Andrew Sayer

 

On his book Why Things Matter to People: Social Science, Values and Ethical Life

Cover Interview of March 21, 2012

A close-up

Why are we so worried about our dignity?

References to human dignity are enshrined in human rights declarations as the ultimate value or criterion for assessing what people are allowed to do.  Apparently, nothing is more important. Oppressed people all over the world say they are struggling not just for survival but for their dignity. Elderly patients in hospital often worry more about their dignity than their illnesses. We hear people say things like “at least I was able to leave the job with my dignity intact.”

But while many appeal to dignity, hardly anyone defines it. Sometimes we talk about it as if it were a fundamental universal essence that is there, come what may. But at other times we see it as fragile and dependent on how others treat us. These seem like almost opposite meanings.

Dignity has traditionally been thought of in terms of capacities for self-command, competent performance, and emotional restraint. But there’s another side to it—vulnerability. Philosophy tends to miss this.

Philosophy values calm contemplation and the power of reason, and traditionally has a masculine aversion to acknowledging vulnerability and the fact that we all start out as tiny, dependent babies. It struggles to realize that not all forms of dependence are bad—and indeed that the acceptance of dependence and vulnerability are essential to relations of care, love and friendship.

Elderly patients are particularly vulnerable and may have lost some of their capacities; they may be incontinent and hard of hearing. What they need for their sense of dignity is a kind of care that does not ignore or take advantage of their vulnerabilities but looks after them, yet without drawing excessive attention to them so that the patient is reduced to their impairment.

It is difficult for a nurse to talk to patients who have lost most of their hearing without infantilizing them. It is difficult for caretakers to maintain their own dignity in carrying out such tasks as wiping bottoms; the patient may also be embarrassed on their behalf for this reason.

The dance of dignity in such relations is complex and subtle, though skilled caretakers may make it look effortless.
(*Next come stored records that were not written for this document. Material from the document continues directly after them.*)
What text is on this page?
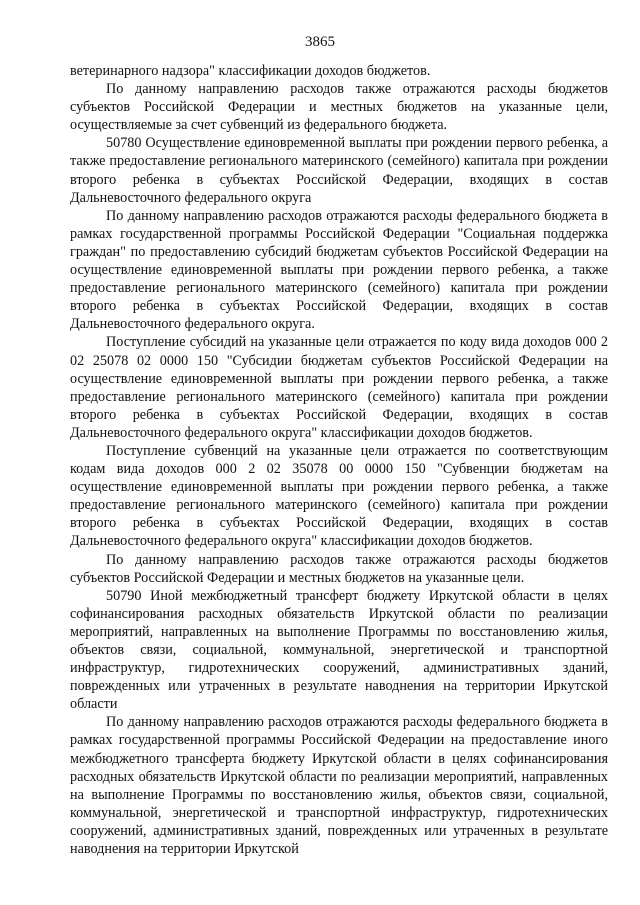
3865

ветеринарного надзора" классификации доходов бюджетов.

По данному направлению расходов также отражаются расходы бюджетов субъектов Российской Федерации и местных бюджетов на указанные цели, осуществляемые за счет субвенций из федерального бюджета.

50780 Осуществление единовременной выплаты при рождении первого ребенка, а также предоставление регионального материнского (семейного) капитала при рождении второго ребенка в субъектах Российской Федерации, входящих в состав Дальневосточного федерального округа

По данному направлению расходов отражаются расходы федерального бюджета в рамках государственной программы Российской Федерации "Социальная поддержка граждан" по предоставлению субсидий бюджетам субъектов Российской Федерации на осуществление единовременной выплаты при рождении первого ребенка, а также предоставление регионального материнского (семейного) капитала при рождении второго ребенка в субъектах Российской Федерации, входящих в состав Дальневосточного федерального округа.

Поступление субсидий на указанные цели отражается по коду вида доходов 000 2 02 25078 02 0000 150 "Субсидии бюджетам субъектов Российской Федерации на осуществление единовременной выплаты при рождении первого ребенка, а также предоставление регионального материнского (семейного) капитала при рождении второго ребенка в субъектах Российской Федерации, входящих в состав Дальневосточного федерального округа" классификации доходов бюджетов.

Поступление субвенций на указанные цели отражается по соответствующим кодам вида доходов 000 2 02 35078 00 0000 150 "Субвенции бюджетам на осуществление единовременной выплаты при рождении первого ребенка, а также предоставление регионального материнского (семейного) капитала при рождении второго ребенка в субъектах Российской Федерации, входящих в состав Дальневосточного федерального округа" классификации доходов бюджетов.

По данному направлению расходов также отражаются расходы бюджетов субъектов Российской Федерации и местных бюджетов на указанные цели.

50790 Иной межбюджетный трансферт бюджету Иркутской области в целях софинансирования расходных обязательств Иркутской области по реализации мероприятий, направленных на выполнение Программы по восстановлению жилья, объектов связи, социальной, коммунальной, энергетической и транспортной инфраструктур, гидротехнических сооружений, административных зданий, поврежденных или утраченных в результате наводнения на территории Иркутской области

По данному направлению расходов отражаются расходы федерального бюджета в рамках государственной программы Российской Федерации на предоставление иного межбюджетного трансферта бюджету Иркутской области в целях софинансирования расходных обязательств Иркутской области по реализации мероприятий, направленных на выполнение Программы по восстановлению жилья, объектов связи, социальной, коммунальной, энергетической и транспортной инфраструктур, гидротехнических сооружений, административных зданий, поврежденных или утраченных в результате наводнения на территории Иркутской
Seriousness and attentiveness on the part of the caretaker are likely to be helpful, but if overdone they may make the patient feel worse; a light touch, matter-of-factness, and humor are often helpful in restoring a sense of normality rather than crisis or deficiency.  The patient also needs recognition as a particular person with a biography, attachments to others, and commitments—a need for connection as well as “respect for autonomy.”  In providing these things, good care does more than secure dignity—it improves well-being.

Everyday ethical life depends not so much on following moral norms—at best these merely provide rules of thumb—but on being responsive to people’s needs in all their complexity, to what matters to people.